Who are some of the producers that you look up to and get your influences from?

Bob James, Quincy Jones, the early Todd Terry, Marly Marl, Arthur Baker, Cajmere, Adonis… There’s many more but these guys stand out. Their sound has so much passion and life to it – you can tell in every note.


Junior, do you also come from a Hip-hop background? What brought the 2 of you together and decide to form a House group?

I don’t have a background in Hip-hop like Choco does, but I guess you can say I’m a b-boy at heart. Coming from New York City and growing up in the ’70s and ’80s, it was part of our culture and lifestyle. House Music definitely played a part in us meeting because very few were playing it back in 1987. That’s when one of our mutual friends said we needed to meet because we were doing some of the same things like editing on reel tapes, mixing records that didn’t normally go together and playing House Music that a lot of the DJs weren’t playing – especially what was coming out of Chicago from the underground scene. Around 2003 we made it official, so here we are.
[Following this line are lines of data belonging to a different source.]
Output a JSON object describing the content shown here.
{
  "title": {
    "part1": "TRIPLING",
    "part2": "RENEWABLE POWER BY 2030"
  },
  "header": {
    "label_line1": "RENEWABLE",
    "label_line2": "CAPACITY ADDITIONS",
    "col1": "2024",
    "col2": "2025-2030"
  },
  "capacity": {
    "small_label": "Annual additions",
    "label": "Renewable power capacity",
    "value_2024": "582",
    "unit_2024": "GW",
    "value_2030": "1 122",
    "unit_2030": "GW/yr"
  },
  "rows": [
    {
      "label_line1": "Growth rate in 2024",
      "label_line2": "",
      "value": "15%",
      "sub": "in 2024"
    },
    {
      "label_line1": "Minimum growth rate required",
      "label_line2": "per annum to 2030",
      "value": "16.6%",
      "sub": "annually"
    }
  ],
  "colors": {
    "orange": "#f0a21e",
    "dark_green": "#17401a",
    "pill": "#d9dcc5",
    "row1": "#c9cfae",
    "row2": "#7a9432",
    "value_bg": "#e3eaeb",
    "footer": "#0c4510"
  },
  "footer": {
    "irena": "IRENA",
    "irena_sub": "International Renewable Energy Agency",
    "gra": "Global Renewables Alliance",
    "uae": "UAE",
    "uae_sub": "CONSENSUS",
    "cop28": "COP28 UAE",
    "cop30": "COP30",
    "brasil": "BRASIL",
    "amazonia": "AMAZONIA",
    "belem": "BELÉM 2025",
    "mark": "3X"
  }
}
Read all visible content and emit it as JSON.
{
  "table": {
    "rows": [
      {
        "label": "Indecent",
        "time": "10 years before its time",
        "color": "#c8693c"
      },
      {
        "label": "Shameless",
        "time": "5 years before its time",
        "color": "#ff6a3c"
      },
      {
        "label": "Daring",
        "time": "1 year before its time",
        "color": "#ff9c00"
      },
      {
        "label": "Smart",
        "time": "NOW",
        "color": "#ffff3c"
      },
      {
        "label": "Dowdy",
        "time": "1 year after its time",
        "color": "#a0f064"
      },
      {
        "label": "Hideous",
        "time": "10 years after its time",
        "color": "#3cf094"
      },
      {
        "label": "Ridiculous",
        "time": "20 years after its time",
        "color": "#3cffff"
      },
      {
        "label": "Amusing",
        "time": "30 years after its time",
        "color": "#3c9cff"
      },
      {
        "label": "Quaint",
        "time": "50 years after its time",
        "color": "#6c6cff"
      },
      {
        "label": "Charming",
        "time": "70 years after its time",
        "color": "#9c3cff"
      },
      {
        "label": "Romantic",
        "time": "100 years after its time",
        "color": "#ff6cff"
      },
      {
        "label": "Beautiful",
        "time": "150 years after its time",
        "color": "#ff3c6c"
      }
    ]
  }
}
What do you enjoy more ultimately? Producing music or going out and touring?

Getting out there and performing our music. Anyone that has caught a set of ours knows we just don’t mix two tracks and do the regular thing. Producing is always a passion of ours but feeling an audience and the energy they give back is a whole different thing.


What are some of the more notable gigs you’ve played in the last few years and where can you be seen when in New York?

Must be the first time we played in Europe. It bugged us out how they knew almost our entire catalogue and requested a lot of the B-side tracks we’ve done. They do their homework out there! We don’t play as often as we should here in New York , but sometimes when we show up at spots they ask us to and we end up doing a little 15-30 minute teaser.


Choco, given your background working with some of Hip-hop’s biggest artists, do you intend to incorporate more Hip-hop artists into your House productions to maybe expand the reach of House Music?

Not really. Hip-hop and House are two different lanes and mixing them up can be very toxic. But the b-boy spirit is what brings us and the genres together. I’ll tell you this: our House Music is done with the same energy and aggression as Hip-hop. I haven’t come across a Hip-hop dude that dislikes our music yet!


Tell us more about 1200 Traxx.

1200 Traxx was basically a label for us to do our thing and now it’s taken on a life of its own. It’s definitely helped us create our niche and a fanbase for ourselves as artists that we always had envisioned. Going forward, you’re going to see artists that share our same vision as well as style. And not the normal Jackin’ and House tracks that everyone else is releasing. Now we’ve got a solid team of players behind us and some hefty releases lined up. We are very happy with the direction we are going.


How did you first hook up with Sneak and start working with him?

[Choco:] Sneak and I have crossed paths in the past but never really linked up. One year down at WMC in Miami I bumped into him and played him some tracks we had just finished. So when Sneak heard the music, he was just amazed and played them all that same night. I gave him some of the insight on what we wanted to do and soon after that we signed some tracks to his label. Things were good for a while and we tried to do more business together but now we have gone our separate ways due to some things we’d rather not discuss. We have our own path to pave.


What do you think of the current trends in House veering towards minimal, tech and electro?

Labels are bad and good, music stands out no matter what the name. We listen to and play everything but it’s gotta be dope, original and challenging to the ear.


You say 2010 is the year of the Warrior. What can we look forward to?

We needed to re-group and refocus and set a road map for ourselves. For one, it’s our album Live From NY: we finally get to release the damn thing! After bidding with labels and others dropping the ball during negotiations, we just decided it needed to come back home for us to release, especially now that we have 1200 Traxx. It’s a real treat for the heads. Besides the album, we’ve got tons of music that we are going to release and give away via our website. It’s time to hit the road more and get out of the studio. We are ready take things to the next level!